The Red Deer Food Bank is moving a few doors down and looking for some skilled hands to help out.
The food bank has been located in Bay 12 at 7429 49th Ave. for years. It has used Bay 10 in the same building as a storage space for over five years. Last year, it also secured Bay 9 for its expanding operations.
“We’ve been expanding and bursting at the seams for the last few years,” explained food bank deputy director Alice Kolisnyk.
“Last summer and winter, we were needing to unload some of our warehouse in order to do day-to-day things and then load it all back into the warehouse at the end of the day, so the third bay that we got last year will work really well for us,” she added.
Now, the food bank is planning to move its office space, reception area, and main warehouse into the 10,000 square feet in Bays 9 and 10, and make 5,000-square-foot Bay 12 into its storage space.
The move will allow the food bank — which serves as a warehouse depot for 16 other area food banks as well — to have an offset shipping/receiving area, whereas now volunteers are liable to feel the chill when the big receiving door is opened in winter, affecting the whole warehouse.
“It’s going to make a huge difference to our volunteers,” said executive director Fred Scaife.
“We don’t really have a lunch room for the volunteers now, they just gather at a table in the warehouse.
:Knowing that those people do 90 per cent of the work around here, it’s high time we started treating them a little better.”
As part of the move, the plan is to build new offices and a new client service area.
Kolisnyk said a commercial kitchen is also planned “so that we can do some cooking classes because a lot of our clients don’t have those basic skills that we take for granted. We’d like to be able to teach them how to cook the food that they’re getting in their hampers.”

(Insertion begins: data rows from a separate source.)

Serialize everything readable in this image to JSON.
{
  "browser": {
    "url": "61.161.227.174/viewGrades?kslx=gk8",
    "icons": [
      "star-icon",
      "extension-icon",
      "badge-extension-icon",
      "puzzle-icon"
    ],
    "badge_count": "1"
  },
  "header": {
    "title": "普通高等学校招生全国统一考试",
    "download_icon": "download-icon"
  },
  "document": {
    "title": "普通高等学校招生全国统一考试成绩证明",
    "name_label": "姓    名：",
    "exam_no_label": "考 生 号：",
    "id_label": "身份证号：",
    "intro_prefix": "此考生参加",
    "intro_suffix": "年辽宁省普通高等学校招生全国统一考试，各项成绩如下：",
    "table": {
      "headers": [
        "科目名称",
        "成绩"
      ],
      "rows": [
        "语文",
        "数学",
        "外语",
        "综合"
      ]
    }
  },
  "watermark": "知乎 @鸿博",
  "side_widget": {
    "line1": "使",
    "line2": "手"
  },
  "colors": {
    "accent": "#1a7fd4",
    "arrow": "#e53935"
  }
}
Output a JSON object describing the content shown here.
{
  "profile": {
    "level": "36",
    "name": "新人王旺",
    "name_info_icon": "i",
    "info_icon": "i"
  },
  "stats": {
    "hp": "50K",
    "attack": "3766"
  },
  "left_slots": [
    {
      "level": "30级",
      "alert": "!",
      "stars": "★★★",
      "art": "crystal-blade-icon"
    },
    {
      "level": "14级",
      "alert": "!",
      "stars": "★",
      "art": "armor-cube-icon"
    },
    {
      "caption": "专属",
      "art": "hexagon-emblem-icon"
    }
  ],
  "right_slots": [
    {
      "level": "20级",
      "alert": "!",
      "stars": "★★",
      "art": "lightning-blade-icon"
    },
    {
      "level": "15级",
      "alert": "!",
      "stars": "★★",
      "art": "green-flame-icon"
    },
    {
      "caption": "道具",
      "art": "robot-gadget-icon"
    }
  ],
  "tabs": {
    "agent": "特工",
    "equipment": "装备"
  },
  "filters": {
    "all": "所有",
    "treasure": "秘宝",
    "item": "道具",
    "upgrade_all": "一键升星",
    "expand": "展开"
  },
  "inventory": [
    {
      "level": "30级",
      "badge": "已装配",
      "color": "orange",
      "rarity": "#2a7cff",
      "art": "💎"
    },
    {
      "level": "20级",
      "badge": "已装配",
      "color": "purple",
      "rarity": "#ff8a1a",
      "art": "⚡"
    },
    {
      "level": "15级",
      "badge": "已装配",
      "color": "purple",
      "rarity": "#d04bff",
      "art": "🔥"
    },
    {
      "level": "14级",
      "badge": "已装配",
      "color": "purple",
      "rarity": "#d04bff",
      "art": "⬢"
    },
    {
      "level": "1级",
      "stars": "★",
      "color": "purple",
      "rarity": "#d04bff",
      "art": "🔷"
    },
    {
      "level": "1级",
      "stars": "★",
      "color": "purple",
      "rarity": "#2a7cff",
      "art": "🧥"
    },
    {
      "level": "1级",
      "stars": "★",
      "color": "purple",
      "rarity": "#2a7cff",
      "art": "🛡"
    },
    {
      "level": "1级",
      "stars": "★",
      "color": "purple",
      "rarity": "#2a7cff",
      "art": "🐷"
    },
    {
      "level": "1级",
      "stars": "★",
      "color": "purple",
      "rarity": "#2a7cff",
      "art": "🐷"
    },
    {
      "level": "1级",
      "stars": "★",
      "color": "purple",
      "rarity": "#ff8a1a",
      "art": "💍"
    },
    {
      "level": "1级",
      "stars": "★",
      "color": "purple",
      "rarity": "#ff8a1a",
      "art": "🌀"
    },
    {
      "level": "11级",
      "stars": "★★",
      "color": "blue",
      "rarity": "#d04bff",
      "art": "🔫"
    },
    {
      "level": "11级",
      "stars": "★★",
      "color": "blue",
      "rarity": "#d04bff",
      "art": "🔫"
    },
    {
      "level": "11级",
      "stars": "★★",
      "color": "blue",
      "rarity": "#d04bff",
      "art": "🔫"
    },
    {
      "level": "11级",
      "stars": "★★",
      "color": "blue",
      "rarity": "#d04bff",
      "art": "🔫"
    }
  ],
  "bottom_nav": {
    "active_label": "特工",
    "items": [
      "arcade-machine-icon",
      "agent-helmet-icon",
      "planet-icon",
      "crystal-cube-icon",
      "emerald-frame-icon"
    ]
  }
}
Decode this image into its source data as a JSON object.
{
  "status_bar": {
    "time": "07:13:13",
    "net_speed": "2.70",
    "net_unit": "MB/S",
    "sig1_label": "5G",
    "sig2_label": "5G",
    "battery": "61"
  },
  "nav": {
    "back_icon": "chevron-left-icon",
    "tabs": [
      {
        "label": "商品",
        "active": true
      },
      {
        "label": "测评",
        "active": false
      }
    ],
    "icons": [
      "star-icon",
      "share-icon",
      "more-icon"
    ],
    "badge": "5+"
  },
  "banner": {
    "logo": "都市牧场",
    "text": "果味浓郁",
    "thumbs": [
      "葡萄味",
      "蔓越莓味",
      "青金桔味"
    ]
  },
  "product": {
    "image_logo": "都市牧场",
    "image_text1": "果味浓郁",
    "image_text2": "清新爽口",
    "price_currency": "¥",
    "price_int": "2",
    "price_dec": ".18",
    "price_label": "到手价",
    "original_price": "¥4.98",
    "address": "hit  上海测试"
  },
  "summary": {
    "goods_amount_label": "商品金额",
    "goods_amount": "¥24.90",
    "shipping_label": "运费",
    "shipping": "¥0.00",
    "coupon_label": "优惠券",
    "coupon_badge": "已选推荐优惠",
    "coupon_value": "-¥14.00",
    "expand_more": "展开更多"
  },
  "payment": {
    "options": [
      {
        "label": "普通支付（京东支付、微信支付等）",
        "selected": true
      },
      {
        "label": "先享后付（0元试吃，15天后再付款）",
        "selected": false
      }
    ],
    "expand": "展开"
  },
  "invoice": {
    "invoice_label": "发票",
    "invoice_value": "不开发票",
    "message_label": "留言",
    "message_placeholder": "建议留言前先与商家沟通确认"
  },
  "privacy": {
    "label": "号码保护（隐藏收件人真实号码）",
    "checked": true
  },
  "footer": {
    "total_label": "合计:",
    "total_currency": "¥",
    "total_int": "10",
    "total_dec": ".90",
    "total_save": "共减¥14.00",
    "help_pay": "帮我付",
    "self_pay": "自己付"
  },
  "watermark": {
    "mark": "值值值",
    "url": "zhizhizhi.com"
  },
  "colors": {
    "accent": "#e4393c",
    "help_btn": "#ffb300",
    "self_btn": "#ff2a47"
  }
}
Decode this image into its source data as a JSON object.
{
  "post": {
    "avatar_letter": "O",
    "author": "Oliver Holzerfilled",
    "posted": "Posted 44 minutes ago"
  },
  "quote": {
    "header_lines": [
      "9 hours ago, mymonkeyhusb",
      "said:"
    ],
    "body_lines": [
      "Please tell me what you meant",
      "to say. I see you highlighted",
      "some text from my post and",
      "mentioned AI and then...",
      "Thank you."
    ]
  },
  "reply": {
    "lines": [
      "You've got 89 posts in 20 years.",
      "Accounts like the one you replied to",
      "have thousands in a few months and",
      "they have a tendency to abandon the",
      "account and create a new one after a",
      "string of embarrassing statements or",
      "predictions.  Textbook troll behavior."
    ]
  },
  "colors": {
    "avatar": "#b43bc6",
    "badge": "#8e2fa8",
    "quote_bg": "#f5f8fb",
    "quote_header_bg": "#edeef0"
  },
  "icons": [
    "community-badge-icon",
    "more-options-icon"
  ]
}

The food bank is still in the planning stage of the move and is looking for tradespeople to help get the new facility up and running.
Electricians, drywallers, carpenters, painters and plumbers are among the people sought to volunteer some time over the summer to facilitate the transition.
Along with the building help, the food bank could use a financial hand. Not only will the move cost as much as $400,000, but the food bank is experiencing a drop in revenues of nearly 30 per cent, said Scaife.
The food bank, for which grants cover less than five per cent of its annual budget, has already had to dip into its savings account twice this year to fund operations, he said. Still, Scaife is optimistic.
“We really have had our prayers answered here so many times over the years from this community, really it’s mind-boggling.”
To volunteer with the food bank or for more information, call 403-342-5355.
Scaife said the goal is to be fully moved into the new space in time for the Halloween food drive.